Папа беззвучно замахал руками. Бабушка непреклонно покачала головой.
- Он же новый стоит 200, - сказала мама. – Мы и так за полцены отдаем.
- Да, заходите посмотреть, - сказала мама. – Через 20 минут? Хорошо.
- Ни в коем случае! – сказал папа, когда мама повесила трубку. – Ни шагу назад! Вообще, почему ты написала в объявлении, что шкаф стоит 100? Надо было написать 120, тогда бы они 100 предложили.
-6-
Через 20 минут раздался звонок в дверь, мама открыла. В квартиру вошли вошли женщина в джинсах и джинсовой куртке Levis, и двое крупногабаритных мужчин, тоже в джинсах и джинсовых куртках. В джинсах я хорошо разбирался. Первый мужчина носил Wrangler, а второй был в Lee.
Мы с папой стояли в отдалении.
- Здесь продается славянский шкаф? – пошутил один из мужчин.
- Продается, - сказал мне папа тихо, так чтобы никто не слышал. – Конечно, продается. Но продается за 100 рублей, а не за 80.
Вошедшие прошли в мою комнату, взглянуть на шкаф.
- Сейчас, - с ужасом думал я. – Сейчас они его начнут двигать, ножки надломятся, и мне влетит.
- Ну вы тут поговорите, - сказал папа. – А я пойду в другую комнату, мне нужно работать.
С этими словами он взял в руки блокнот, ручку и пошел в большую комнату. Я остался в коридоре, так что я видел и маму с гостями в моей комнате, и папу в большой. Папа положил ручку и блокнот на журнальный столик, взял со столика стакан и приложил его к стенке. Потом прильнул к стакану ухом, и стал слушать как идут переговоры.
-7-
- Ты быстро сдалась, - сказал папа маме, когда два здоровяка уже вынесли шкаф из квартиры. – Они бы и 90 дали бы легко. Ведь такой хороший шкаф еще! Он еще 100 лет прослужит!
-8-
Я все это рассказал вовсе не для того, чтобы кто-то подумал, что мы можем делать что угодно втихаря. И что нам это всегда сойдет с рук, как сошло мне с полунадпиленными ножками. Не для этого.

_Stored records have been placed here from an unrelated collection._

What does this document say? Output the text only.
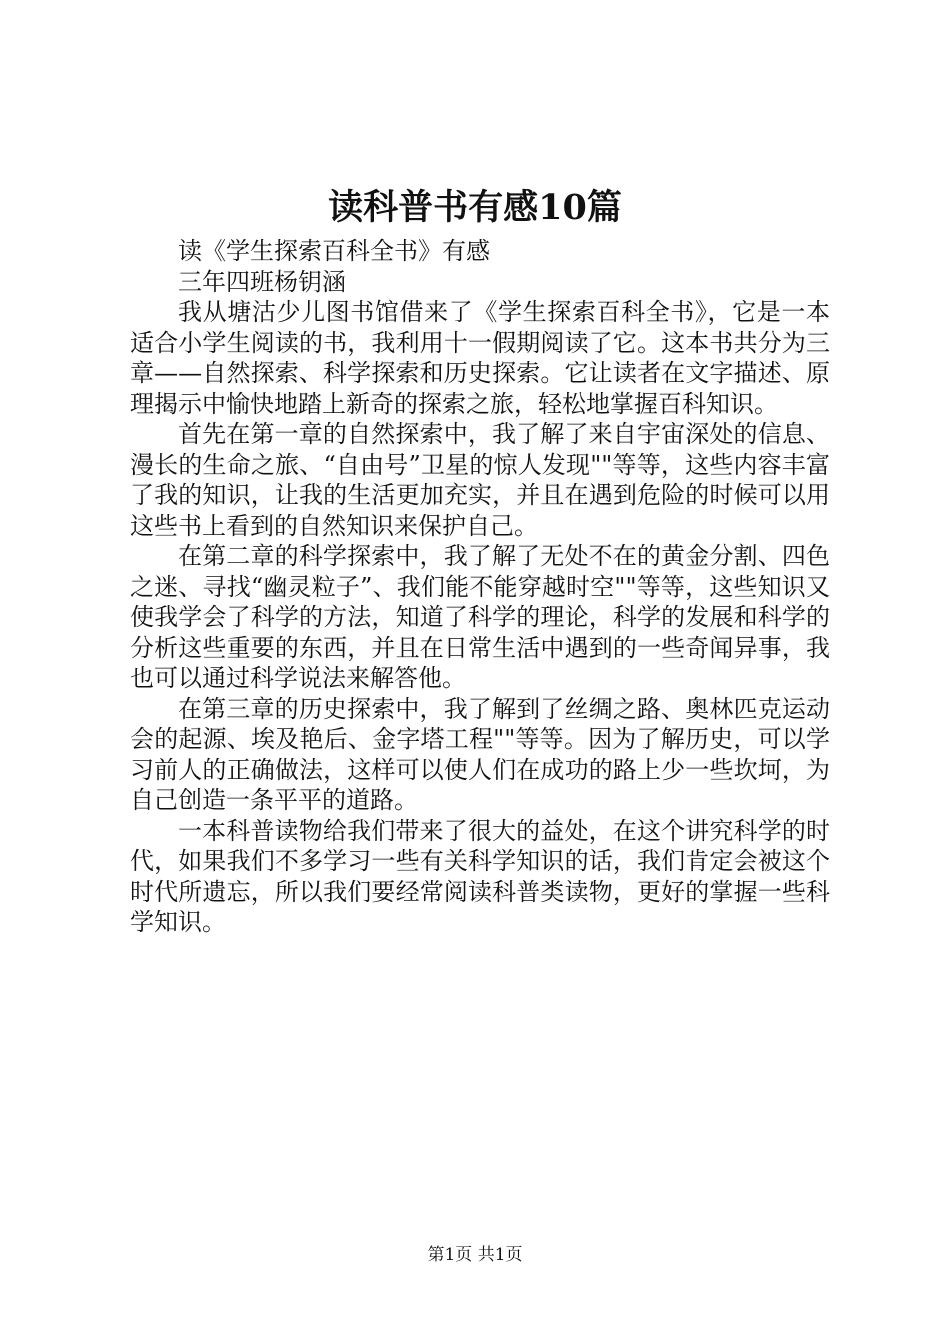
读科普书有感10篇

读《学生探索百科全书》有感

三年四班杨钥涵

我从塘沽少儿图书馆借来了《学生探索百科全书》，它是一本适合小学生阅读的书，我利用十一假期阅读了它。这本书共分为三章——自然探索、科学探索和历史探索。它让读者在文字描述、原理揭示中愉快地踏上新奇的探索之旅，轻松地掌握百科知识。

首先在第一章的自然探索中，我了解了来自宇宙深处的信息、漫长的生命之旅、“自由号”卫星的惊人发现""等等，这些内容丰富了我的知识，让我的生活更加充实，并且在遇到危险的时候可以用这些书上看到的自然知识来保护自己。

在第二章的科学探索中，我了解了无处不在的黄金分割、四色之迷、寻找“幽灵粒子”、我们能不能穿越时空""等等，这些知识又使我学会了科学的方法，知道了科学的理论，科学的发展和科学的分析这些重要的东西，并且在日常生活中遇到的一些奇闻异事，我也可以通过科学说法来解答他。

在第三章的历史探索中，我了解到了丝绸之路、奥林匹克运动会的起源、埃及艳后、金字塔工程""等等。因为了解历史，可以学习前人的正确做法，这样可以使人们在成功的路上少一些坎坷，为自己创造一条平平的道路。

一本科普读物给我们带来了很大的益处，在这个讲究科学的时代，如果我们不多学习一些有关科学知识的话，我们肯定会被这个时代所遗忘，所以我们要经常阅读科普类读物，更好的掌握一些科学知识。

第1页 共1页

Я все это рассказал потому, что многие утверждают, что все их жизненные и психологические проблемы проистекают из детства. Кого-то там в шестом классе не любили родители, и после этого они уже всю жизнь мучаются. Короче, Фрейд, Юнг и все такое. И всякие нынешние психоаналитики рекомендуют людям вернуться в прошлое, и урегулировать там их старые проблемы. И тогда их жизнь потечет как по маслу без психологических переживаний. По-новому. Я всегда эти рекомендации считал глупостями. Может потому что у меня самого не было в детстве психологических проблем? Может поэтому?
А сегодня я вдруг со всей очевидностью осознал, что и я – не исключение. Что я, хуже других? И у меня тоже есть куча проблем, родом из детства. Ведь я в этом самом своем детстве толком не навыпиливался. И именно поэтому у меня все наперекосяк.
Так что я тут с вами прощаюсь, а сам поеду в магазин. За лобзиком.